Aha, I didn't realize that clear_bit is atomic.  Oh, I guess
atomic_bitops.txt mentions that an RMW operation is atomic if there's a
separate '__' version.  Subtle. :(

> As it is, we probably want acquire semantics for the gc structure
> here (see below), so I think this likely should be:
> 
> 	/*
> 	 * Clear the cpu mask bit and ensure that we have seen the
> 	 * latest update of the gc structure associated with this
> 	 * CPU. This matches with the release semantics used when
> 	 * setting the cpumask bit in xfs_inodegc_queue.
> 	 */
> 	cpumask_clear_cpu(gc->cpu, &mp->m_inodegc_cpumask);
> 	smp_mb__after_atomic();

<nod>

> >  	WRITE_ONCE(gc->items, 0);
> >  
> >  	if (!node)
> > @@ -1862,7 +1864,7 @@ xfs_inodegc_worker(
> >  	nofs_flag = memalloc_nofs_save();
> >  
> >  	ip = llist_entry(node, struct xfs_inode, i_gclist);
> > -	trace_xfs_inodegc_worker(ip->i_mount, READ_ONCE(gc->shrinker_hits));
> > +	trace_xfs_inodegc_worker(mp, READ_ONCE(gc->shrinker_hits));
> >  
> >  	WRITE_ONCE(gc->shrinker_hits, 0);
> >  	llist_for_each_entry_safe(ip, n, node, i_gclist) {
> > @@ -2057,6 +2059,7 @@ xfs_inodegc_queue(
> >  	struct xfs_inodegc	*gc;
> >  	int			items;
> >  	unsigned int		shrinker_hits;
> > +	unsigned int		cpu_nr;
> >  	unsigned long		queue_delay = 1;
> >  
> >  	trace_xfs_inode_set_need_inactive(ip);
> > @@ -2064,12 +2067,16 @@ xfs_inodegc_queue(
> >  	ip->i_flags |= XFS_NEED_INACTIVE;
> >  	spin_unlock(&ip->i_flags_lock);
> >  
> > -	gc = get_cpu_ptr(mp->m_inodegc);
> > +	cpu_nr = get_cpu();
> > +	gc = this_cpu_ptr(mp->m_inodegc);
> >  	llist_add(&ip->i_gclist, &gc->list);
> >  	items = READ_ONCE(gc->items);
> >  	WRITE_ONCE(gc->items, items + 1);
> >  	shrinker_hits = READ_ONCE(gc->shrinker_hits);
> >  
> > +	if (!cpumask_test_cpu(cpu_nr, &mp->m_inodegc_cpumask))
> > +		cpumask_test_and_set_cpu(cpu_nr, &mp->m_inodegc_cpumask);
> > +
> >  	/*
> >  	 * We queue the work while holding the current CPU so that the work
> >  	 * is scheduled to run on this CPU.
> 
> I think we need release/acquire memory ordering on this atomic bit
> set now. i.e. to guarantee that if the worker sees the cpumask bit
> set (with acquire semantics), it will always see the latest item
> added to the list. i.e.
> 
> 	/*
> 	 * Ensure the list add is always seen by anyone that
> 	 * find the cpumask bit set.
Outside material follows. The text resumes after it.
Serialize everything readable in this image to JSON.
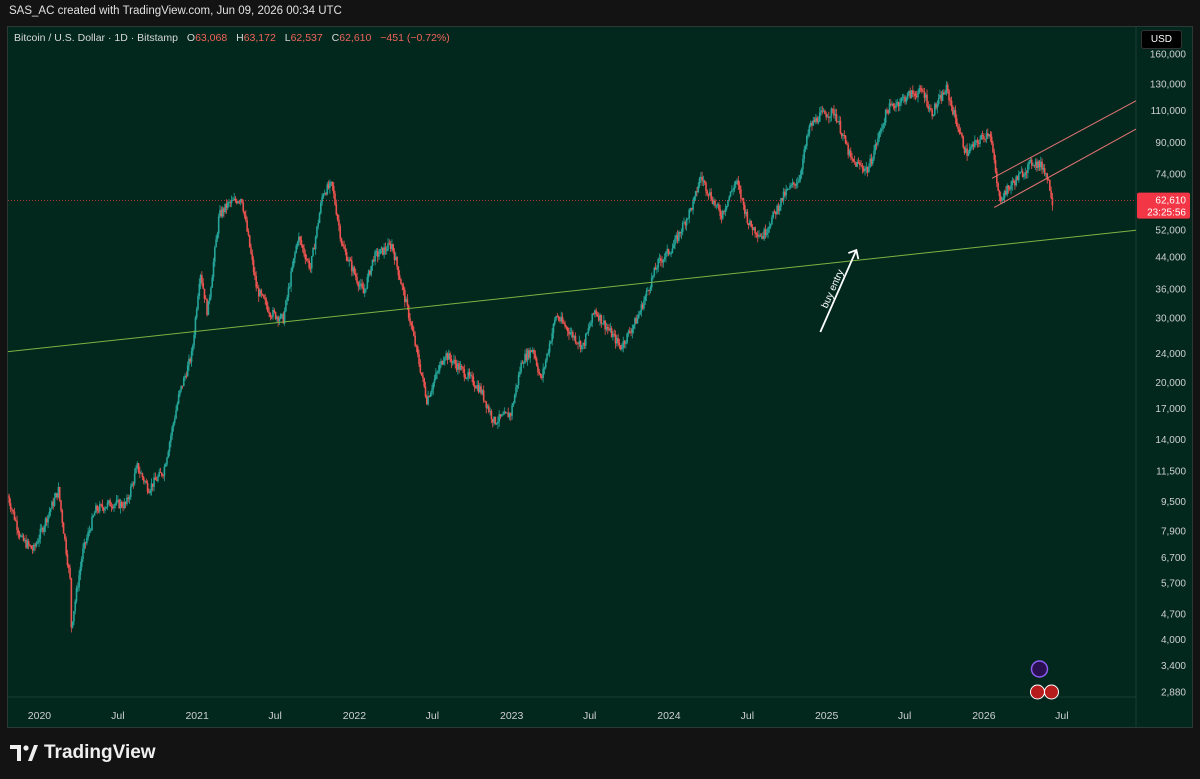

This effectively gives
> 	 * the cpumask bit set operation release ordering semantics.
> 	 */
> 	smp_mb__before_atomic();
> 	if (!cpumask_test_cpu(cpu_nr, &mp->m_inodegc_cpumask))
> 		cpumask_test_and_set_cpu(cpu_nr, &mp->m_inodegc_cpumask);

<nod>

> Also, same comment about put_cpu() vs put_cpu_var() as the last patch.

<nod>

> Otherwise this seems sane.

Thanks!
--D

> -Dave.
> 
> -- 
> Dave Chinner
> david@fromorbit.com